Aaron Klein, founder of Riskalyze – now known as Nitrogen – has announced a new company aimed at solving what he describes as one of the most persistent and existential inefficiencies in financial advice: broken client meetings.
The new venture, Contio, is an AI-powered meeting assistant designed specifically for financial advisors. While still in private beta, the platform is scheduled to launch publicly later this year.
With a team of AI and data experts based in Boise, Idaho, it aims to streamline meeting preparation, real-time note capture, and post-meeting follow-up through AI automation integrated with advisor workflows.
Klein, who served as CEO of Riskalyze for 12 years and led its evolution into Nitrogen, said the idea for Contio stems from a long-standing challenge in the advisory business: too much valuable time lost to unproductive or poorly documented client conversations.
“Advisors are the most human part of the financial advice process, but their time is drained by the workflows surrounding client meetings,” Klein said in the launch announcement. “We believe there's a better way to empower them.”
In a post on LinkedIn, Klein described his own experience spending 70% of his time in meetings at Riskalyze, which added up to 4.8 a day on average. For the average knowledge worker, he said meetings take up 40% of their time.
Contio began operating on January 2, with $5.5 million in financial support gathered from Klein and numerous other investors including Scott Hanson, Ric Edelman, Brian McLaughlin, and more.
The software is designed to capture and categorize meeting content, identify client goals, and generate actionable summaries that sync with CRM systems like Wealthbox, Redtail, and Salesforce. The company says the product is being piloted within wealth management but is ultimately designed to support professionals across several industries where high-stakes meetings are central to the client relationship.
Contio is currently working with a small group of RIAs and enterprise firms during its beta phase. A broader rollout is expected in the fall.
Klein’s move into AI comes after a year of shifting roles. Since stepping down as Nitrogen’s CEO in November 2023, he has joined Ezra Group as an executive-in-residence and remains on Nitrogen’s board. He also sits on the boards of Snappy Kraken and the Mountain States Policy Center.
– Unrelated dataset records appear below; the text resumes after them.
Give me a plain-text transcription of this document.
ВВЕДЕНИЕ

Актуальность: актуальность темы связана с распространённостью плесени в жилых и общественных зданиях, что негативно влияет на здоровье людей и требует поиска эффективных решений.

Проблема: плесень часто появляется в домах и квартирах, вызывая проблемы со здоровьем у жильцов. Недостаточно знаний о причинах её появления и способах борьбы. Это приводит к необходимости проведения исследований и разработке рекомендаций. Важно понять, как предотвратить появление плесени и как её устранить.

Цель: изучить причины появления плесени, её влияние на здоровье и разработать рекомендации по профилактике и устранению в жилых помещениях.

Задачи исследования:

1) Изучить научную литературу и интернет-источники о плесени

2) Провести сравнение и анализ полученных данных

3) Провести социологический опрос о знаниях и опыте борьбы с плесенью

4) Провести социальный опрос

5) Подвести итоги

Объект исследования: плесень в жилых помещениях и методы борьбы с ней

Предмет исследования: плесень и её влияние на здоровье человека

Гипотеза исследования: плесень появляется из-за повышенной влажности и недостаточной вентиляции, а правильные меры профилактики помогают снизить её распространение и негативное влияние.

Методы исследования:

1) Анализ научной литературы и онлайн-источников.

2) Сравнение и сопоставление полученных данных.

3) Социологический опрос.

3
AI meeting assistants have seen rising adoption across the wealth management sector – as a category, transcription and text capture services have surged from 8.67% market penetration to 15.84%, according to the latest T3/Inside Information Software Survey – with firms seeking to reclaim advisor time from manual meeting documentation and CRM entry.
The incumbent AI notetaking tools including Jump, Zocks, and FinMate AI each boast numbers showing how they reduce administrative work by several hours per week, depending on how many meetings users engage in.
But Klein argues that AI notetakers don't address the root problem of inefficient meetings. With that in mind, Contio plans to compete in that landscape by focusing on tailored functionality for advisors.
“This isn’t a generic notetaker bolted onto advisory meetings,” Klein said. “Contio understands client goals, risk preferences, and action items – all in context.”